Simpson, served with the court papers Saturday before he left the St. Louis suburb of Bridgeton, suggested he would not pay anything to Ronald Goldman’s mother, Sharon Rufo.

It was unclear whether any autographs were signed, however, since the organizer canceled the event before it began upon learning Rufo lived in the area.

Simpson said no money exchanged hands because the autograph signing was handled through a promoter in Florida.

Jack Pook, a sports memorabilia marketer who arranged the signing, declined to comment Sunday night.

Simpson was acquitted of murder charges in the 1994 stabbing deaths of his wife, Nicole Brown Simpson, and her friend Goldman. A civil jury in 1997 held the former football star liable for the killings and ordered him to pay the victims’ survivors $33.5 million.

Rufo, who lives in St. Louis County, says in Circuit Court documents that she has not collected any of her $1.27 million portion of the settlement.

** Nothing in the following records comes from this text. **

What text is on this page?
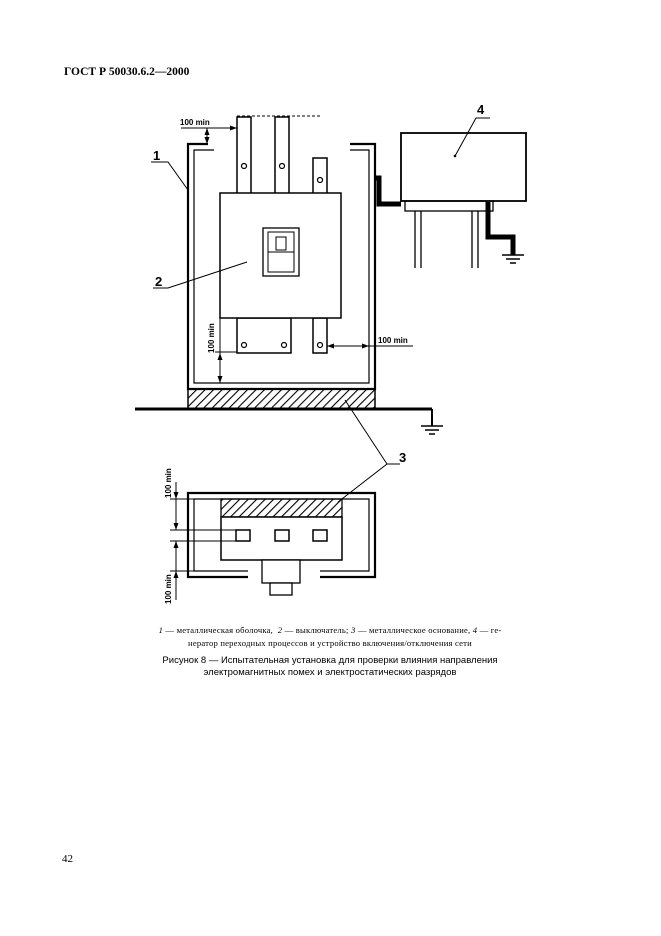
ГОСТ Р 50030.6.2—2000
100 min
100 min
100 min
100 min
100 min
1
2
3
4
1 — металлическая оболочка, 2 — выключатель; 3 — металлическое основание, 4 — ге-
нератор переходных процессов и устройство включения/отключения сети
Рисунок 8 — Испытательная установка для проверки влияния направления
электромагнитных помех и электростатических разрядов
42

On Saturday, Simpson told St. Louis television station KTVI that jurors in his criminal trial “said I was innocent.”

“I will do what the law says, but outside of that, I wouldn’t go out of my way to give them a dime,” he said of family members of his late wife and Goldman.

Rufo’s attorney, Katharyn Davis, and a sheriff’s deputy served Simpson a court order after tracking him down at a Bridgeton hotel.

Davis said she was confident the order will lead to some reimbursement for her client.

“His assistant told me nobody cares about this any more. I told O.J. and his assistant that I would personally make sure there was a writ against him in every state in this country,” Davis said.